I'll try changing System > Accelleration > Paravirtualization interface to KVM per https://github.com/home-assistant/operating-system/issues/1737#issuecomment-1106855304 and report back.
Specs
PC: Edition Windows 10 Pro Version 21H2 OS build 19044.1706 Experience Windows Feature Experience Pack 120.2212.4170.0 Processor Intel(R) Core(TM) i7-9700K CPU @ 3.60GHz 3.60 GHz Installed RAM 32.0 GB System type 64-bit operating system, x64-based processor Pen and touch No pen or touch input is available for this display
VirtualBox 6.1.34 r150636 (Qt5.6.2)
Home Assistant VM
- Image: haos_ova-7.6.vdi System
- Base Memory: 10240 MB
- EFI: Enabled
- Accelleration: VT-x/AMD-V, Nested Paging, KVM Paravirtualization Display
- Video Memory: 16 MB
- Graphics Controller: VMSVGA
- Remote Desktop Server: Disabled Audio
- Host Driver: Windows DirectSound
- Controller: Intel HD Audio Storage
- Controller: IDE
- IDE Secondary Device 0 [Optical Drive]: Empty
- Controller: SATA
- SATA Port 0: haos_ova-7.6.vdi (Normal, 32 GB) Network
- Adapter 1: Intel PRO/1000 MT Desktop (Bridged Adapter, Intel(R) Wi-Fi 6E AX210 160Mhz) Serial ports: Disabled USB:
- USB Controller: OHCI
- Device Filters: 1 (1 active)
@curtgrimes the comment below mentions KVM didn't work as I also believe that is equal to default. However, try it!

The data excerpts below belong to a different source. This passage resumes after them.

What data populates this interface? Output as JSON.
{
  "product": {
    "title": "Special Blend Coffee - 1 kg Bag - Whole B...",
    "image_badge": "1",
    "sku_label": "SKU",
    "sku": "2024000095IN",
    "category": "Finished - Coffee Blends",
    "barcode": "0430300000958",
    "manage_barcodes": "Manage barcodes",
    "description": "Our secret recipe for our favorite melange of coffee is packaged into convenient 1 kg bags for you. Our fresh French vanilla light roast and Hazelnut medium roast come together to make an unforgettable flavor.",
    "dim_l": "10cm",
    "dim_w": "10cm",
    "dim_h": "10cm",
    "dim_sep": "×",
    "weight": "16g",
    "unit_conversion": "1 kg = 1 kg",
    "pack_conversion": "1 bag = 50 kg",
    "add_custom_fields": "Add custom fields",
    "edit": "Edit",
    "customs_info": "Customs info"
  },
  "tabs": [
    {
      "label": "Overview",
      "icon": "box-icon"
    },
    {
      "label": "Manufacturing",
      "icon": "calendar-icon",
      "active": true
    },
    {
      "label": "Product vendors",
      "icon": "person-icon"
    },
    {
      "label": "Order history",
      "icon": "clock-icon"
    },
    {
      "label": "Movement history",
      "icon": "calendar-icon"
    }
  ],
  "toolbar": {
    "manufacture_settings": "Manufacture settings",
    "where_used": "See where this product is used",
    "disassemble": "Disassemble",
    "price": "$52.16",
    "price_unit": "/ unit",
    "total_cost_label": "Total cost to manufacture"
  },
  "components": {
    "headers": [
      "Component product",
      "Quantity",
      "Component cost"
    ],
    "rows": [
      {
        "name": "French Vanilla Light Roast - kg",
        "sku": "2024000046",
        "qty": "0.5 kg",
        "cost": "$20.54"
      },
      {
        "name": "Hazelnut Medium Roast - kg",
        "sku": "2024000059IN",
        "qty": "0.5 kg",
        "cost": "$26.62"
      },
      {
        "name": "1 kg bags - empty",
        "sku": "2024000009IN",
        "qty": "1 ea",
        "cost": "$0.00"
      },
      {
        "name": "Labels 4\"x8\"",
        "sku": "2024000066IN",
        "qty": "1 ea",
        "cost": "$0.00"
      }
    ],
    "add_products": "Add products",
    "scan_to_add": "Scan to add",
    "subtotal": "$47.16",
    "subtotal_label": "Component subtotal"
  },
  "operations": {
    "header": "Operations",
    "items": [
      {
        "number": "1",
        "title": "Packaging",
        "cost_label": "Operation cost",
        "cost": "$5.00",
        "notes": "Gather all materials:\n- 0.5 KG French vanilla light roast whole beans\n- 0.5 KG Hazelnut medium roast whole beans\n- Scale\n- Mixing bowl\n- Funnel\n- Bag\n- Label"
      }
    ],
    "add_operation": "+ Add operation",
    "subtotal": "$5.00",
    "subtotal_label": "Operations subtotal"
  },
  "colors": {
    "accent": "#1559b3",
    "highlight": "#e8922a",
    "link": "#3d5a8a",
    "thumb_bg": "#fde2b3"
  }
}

Mine is now stable with 2 cpus with the minimal setting!
one cpu, but unparked all cores.
VB is sharing all cpu's whit windows.
in the time of snapshot i'm updating HA and nothing else is using the cpu.
i'm using this method for more than a week with not isuess so far.
I tested changing the para-virtualization setting to minimal, and although it lasted longer before freezing, it froze anyway. One curious thing I discovered is that if you enable the virtual keyboard from Virtual Box (Input > Keyboard) and type something, the machine unfreezes, but that's not good either way.
I also noticed that before I saw the rcu errors on the VM screen but now it freezes without telling me anything, I'm quite sure, the issue is still the rcu_sched warnings though
I reduced the number of CPUs to 1 to see if that helps.